В Варшаве, когда умолкли дойры и она встала, сияющая, около рампы, ей устроили бурную овацию и вручили диплом. Но это спустя много лет после того, как она осталась под тёмным ташкентским небом одна, с братишкой Фархадом.
В Москве её, тоненькую, юную, со множеством блестящих косичек, приветствовала молодежь всего мира. Но это потом, а сначала она взяла Фархада, своего несмышленыша, за руку, и они пошли в детский дом.
В Хельсинки ей снова кричали «браво», но перед этим она сидела в углу, спрятавшись от людей, вздрагивая от каждого прикосновения или слова.
В Бомбее, в Калькутте, в Шанхае, в Рангуне она заражала людей жизнерадостностью и весельем, но для этого нужно было сначала, чтобы русская женщина Антонина Хлебушкина посадила ее к себе на колени и пропела на ушко: «Наша Тома горько плачет, уронила в речку мячик, тише, Томочка, не плачь, не утонет в речке мяч».
И еще для этого Хлебушкиной нужно было не спать по ночам, добывать хлеб и простыни, ругать за плохие отметки, мыть, стирать, заплетать косички, укладывать вечером и будить по утрам.
Вот только тогда Тамара встала, улыбнулась, и пошла по планете – танцевать.
Витька Глебский еще долго был Витькой, а только уж потом подполковником стал.
В военном училище получал от матери посылки с яблоками, с шерстяным домашним вязаньем и письма. А когда подошел отпуск, помчался домой.

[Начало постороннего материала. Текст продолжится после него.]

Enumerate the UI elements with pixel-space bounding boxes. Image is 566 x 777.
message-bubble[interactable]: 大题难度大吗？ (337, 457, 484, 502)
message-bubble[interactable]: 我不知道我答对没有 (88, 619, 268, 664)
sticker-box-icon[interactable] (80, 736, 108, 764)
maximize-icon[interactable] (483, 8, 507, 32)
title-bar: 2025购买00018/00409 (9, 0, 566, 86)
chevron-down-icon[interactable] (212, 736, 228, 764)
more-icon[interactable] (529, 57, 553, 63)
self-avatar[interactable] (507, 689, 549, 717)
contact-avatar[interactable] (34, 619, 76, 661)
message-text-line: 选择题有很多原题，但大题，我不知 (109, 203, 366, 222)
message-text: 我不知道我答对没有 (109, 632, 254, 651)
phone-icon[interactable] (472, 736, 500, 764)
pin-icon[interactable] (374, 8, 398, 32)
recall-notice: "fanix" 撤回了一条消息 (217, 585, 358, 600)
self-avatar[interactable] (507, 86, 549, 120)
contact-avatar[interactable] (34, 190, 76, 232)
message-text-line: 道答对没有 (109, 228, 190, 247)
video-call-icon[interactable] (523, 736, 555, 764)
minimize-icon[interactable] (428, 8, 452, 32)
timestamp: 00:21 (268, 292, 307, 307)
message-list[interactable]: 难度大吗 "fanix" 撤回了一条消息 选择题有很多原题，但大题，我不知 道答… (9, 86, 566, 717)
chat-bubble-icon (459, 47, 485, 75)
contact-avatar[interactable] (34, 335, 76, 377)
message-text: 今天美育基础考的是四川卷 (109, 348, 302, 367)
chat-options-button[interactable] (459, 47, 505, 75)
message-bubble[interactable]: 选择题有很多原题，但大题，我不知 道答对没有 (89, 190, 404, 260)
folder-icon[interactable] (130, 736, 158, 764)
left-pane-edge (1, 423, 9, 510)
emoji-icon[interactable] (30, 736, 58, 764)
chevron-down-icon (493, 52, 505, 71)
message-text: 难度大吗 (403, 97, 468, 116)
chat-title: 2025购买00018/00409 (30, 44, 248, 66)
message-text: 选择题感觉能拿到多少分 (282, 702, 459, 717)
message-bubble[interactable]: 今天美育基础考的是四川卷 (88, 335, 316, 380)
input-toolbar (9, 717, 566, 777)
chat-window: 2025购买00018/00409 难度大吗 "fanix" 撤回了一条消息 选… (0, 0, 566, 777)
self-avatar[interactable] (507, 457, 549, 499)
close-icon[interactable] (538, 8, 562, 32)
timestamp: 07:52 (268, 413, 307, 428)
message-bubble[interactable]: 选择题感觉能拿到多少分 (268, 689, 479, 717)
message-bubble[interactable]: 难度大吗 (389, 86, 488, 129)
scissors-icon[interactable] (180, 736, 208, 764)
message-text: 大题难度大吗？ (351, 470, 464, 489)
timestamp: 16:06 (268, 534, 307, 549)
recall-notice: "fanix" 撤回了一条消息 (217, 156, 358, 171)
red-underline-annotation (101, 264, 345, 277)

Так торопился, что не стал ждать своего законного поезда, а уцепился за чей-то чужой. Схватил намертво поручни последнего вагона, да так и ехал, прижавшись к холодной запертой двери. И только уж где-то далеко за Новосибирском курители папирос увидели его за мутным стеклом. Отперли дверь, втащили в вагон и давай растирать водкой руки, ворча: «Куда спешил-то, дурень!» А он улыбался: «Домой».
Вот так, с забинтованными руками, с довольной улыбкой он и предстал перед матерью.